Make sure all your pots are raised off the ground so water can drain out thoroughly. Water trapped between the pot and the surface it’s resting on will expand when frozen and crack the pot.
Pruning
Be patient! Fall is actually the worst time of year to prune here in our climate, as pruning promotes new growth which will not have time to harden off before winter.
Perennials:
For hardy perennials, it is best to wait until after the first frost to prune back the year’s old growth. For moderately hardy/tender perennials and ornamental grasses, it is important to resist pruning until the end of winter/early spring. The previous year’s growth will provide an extra layer of protection against the damaging effects of extreme cold, ice/snow, and excessive rain. It can also provide a bit of winter interest in your garden and can serve as important sources of food and shelter for birds and other friendly wildlife. Once we get our first few warm days in March you can cut the stalks and spent grasses down to make room for the fresh new stalks emerging.
Trees and shrubs:
You may prune deciduous trees and shrubs throughout the winter. But, do be mindful NOT to prune any shrubs that bloom in early spring or on old wood (such as mophead/lacecap hydrangeas, bridalwreath spiraea, quince, and forsythia to name a few), as winter pruning will remove the upcoming season’s flower buds. And it’s best to take a hands-off approach to pruning anything that is covered in ice or snow.

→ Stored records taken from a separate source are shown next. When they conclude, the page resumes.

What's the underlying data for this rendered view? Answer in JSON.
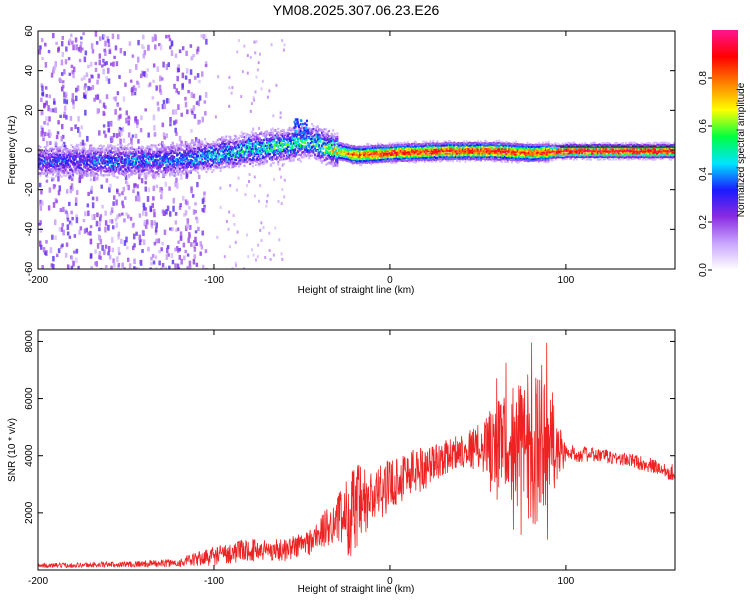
{
  "figure_title": "YM08.2025.307.06.23.E26",
  "chart_data": [
    {
      "type": "heatmap",
      "xlabel": "Height of straight line (km)",
      "ylabel": "Frequency (Hz)",
      "xlim": [
        -200,
        162
      ],
      "ylim": [
        -60,
        60
      ],
      "x_ticks": [
        -200,
        -100,
        0,
        100
      ],
      "x_tick_labels": [
        "-200",
        "-100",
        "0",
        "100"
      ],
      "y_ticks": [
        -60,
        -40,
        -20,
        0,
        20,
        40,
        60
      ],
      "y_tick_labels": [
        "-60",
        "-40",
        "-20",
        "0",
        "20",
        "40",
        "60"
      ],
      "colorbar": {
        "label": "Normalized spectral amplitude",
        "range": [
          0,
          1
        ],
        "ticks": [
          0.0,
          0.2,
          0.4,
          0.6,
          0.8
        ],
        "tick_labels": [
          "0.0",
          "0.2",
          "0.4",
          "0.6",
          "0.8"
        ],
        "colors": [
          "#ffffff",
          "#c9a6ff",
          "#8a2be2",
          "#1a1aff",
          "#00e5ff",
          "#00ff40",
          "#ffff00",
          "#ff8000",
          "#ff0000",
          "#ff1493"
        ]
      },
      "ridge": {
        "description_points": [
          {
            "x": -180,
            "f": -5,
            "amp": 0.35
          },
          {
            "x": -150,
            "f": -5,
            "amp": 0.4
          },
          {
            "x": -120,
            "f": -4,
            "amp": 0.4
          },
          {
            "x": -100,
            "f": -2,
            "amp": 0.45
          },
          {
            "x": -80,
            "f": 1,
            "amp": 0.5
          },
          {
            "x": -60,
            "f": 3,
            "amp": 0.55
          },
          {
            "x": -45,
            "f": 5,
            "amp": 0.5
          },
          {
            "x": -30,
            "f": 0,
            "amp": 0.7
          },
          {
            "x": -20,
            "f": -2,
            "amp": 0.85
          },
          {
            "x": 0,
            "f": -1,
            "amp": 0.9
          },
          {
            "x": 30,
            "f": 0,
            "amp": 0.9
          },
          {
            "x": 60,
            "f": 0,
            "amp": 0.9
          },
          {
            "x": 80,
            "f": -1,
            "amp": 0.85
          },
          {
            "x": 100,
            "f": 0,
            "amp": 0.95
          },
          {
            "x": 160,
            "f": 0,
            "amp": 0.95
          }
        ]
      }
    },
    {
      "type": "line",
      "xlabel": "Height of straight line (km)",
      "ylabel": "SNR (10 * v/v)",
      "xlim": [
        -200,
        162
      ],
      "ylim": [
        0,
        8400
      ],
      "x_ticks": [
        -200,
        -100,
        0,
        100
      ],
      "x_tick_labels": [
        "-200",
        "-100",
        "0",
        "100"
      ],
      "y_ticks": [
        2000,
        4000,
        6000,
        8000
      ],
      "y_tick_labels": [
        "2000",
        "4000",
        "6000",
        "8000"
      ],
      "series": [
        {
          "name": "SNR",
          "color": "#ee2222",
          "envelope_x": [
            -200,
            -150,
            -120,
            -100,
            -80,
            -60,
            -45,
            -30,
            -20,
            -10,
            0,
            10,
            20,
            30,
            40,
            50,
            60,
            70,
            80,
            90,
            100,
            120,
            140,
            162
          ],
          "envelope_mean": [
            150,
            200,
            250,
            500,
            700,
            700,
            1000,
            1800,
            2000,
            2500,
            3000,
            3400,
            3600,
            3900,
            4200,
            4300,
            4400,
            4400,
            4300,
            4300,
            4100,
            4000,
            3800,
            3400
          ],
          "envelope_noise": [
            80,
            100,
            150,
            350,
            400,
            400,
            500,
            800,
            1800,
            1000,
            900,
            900,
            800,
            600,
            600,
            800,
            1500,
            2000,
            2800,
            2500,
            300,
            250,
            250,
            300
          ]
        }
      ]
    }
  ]
}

dramatic changes in temperature
Often the most damaging problem plants face in winter is ice and/or heavy, wet snow. Branches can break and shrubs can splay open under the weight. The best strategy is to gently brush off the snow as it’s falling, before it has a chance to stick to the plants. If grooming your garden in the middle of a snow storm isn’t your cup of tea, stay hands-off until the ice/snow has melted. Trying to remove heavy snow or encrusted ice will cause more damage to the plant than leaving it alone.
The best course of action ahead of an impending cold snap or ice event is to water your plants deeply. Soil that has moisture in it will help insulate roots and regulate the soil temperature.
other preparations
The end of the growing season is an ideal time to put tidy up. Clean and sharpen your tools to prepare for spring; scrub out any pots that don’t have permanent plantings in them; drain your hoses and/or irrigation system; and drain the fuel out of any power tools.
And most importantly, take some time (preferably in front of a cozy fire with a mug of your favorite hot beverage) to reflect on the past growing season and make plans for the upcoming spring. Think about what you enjoyed growing, what gave you trouble, and what exciting new things you want to try next.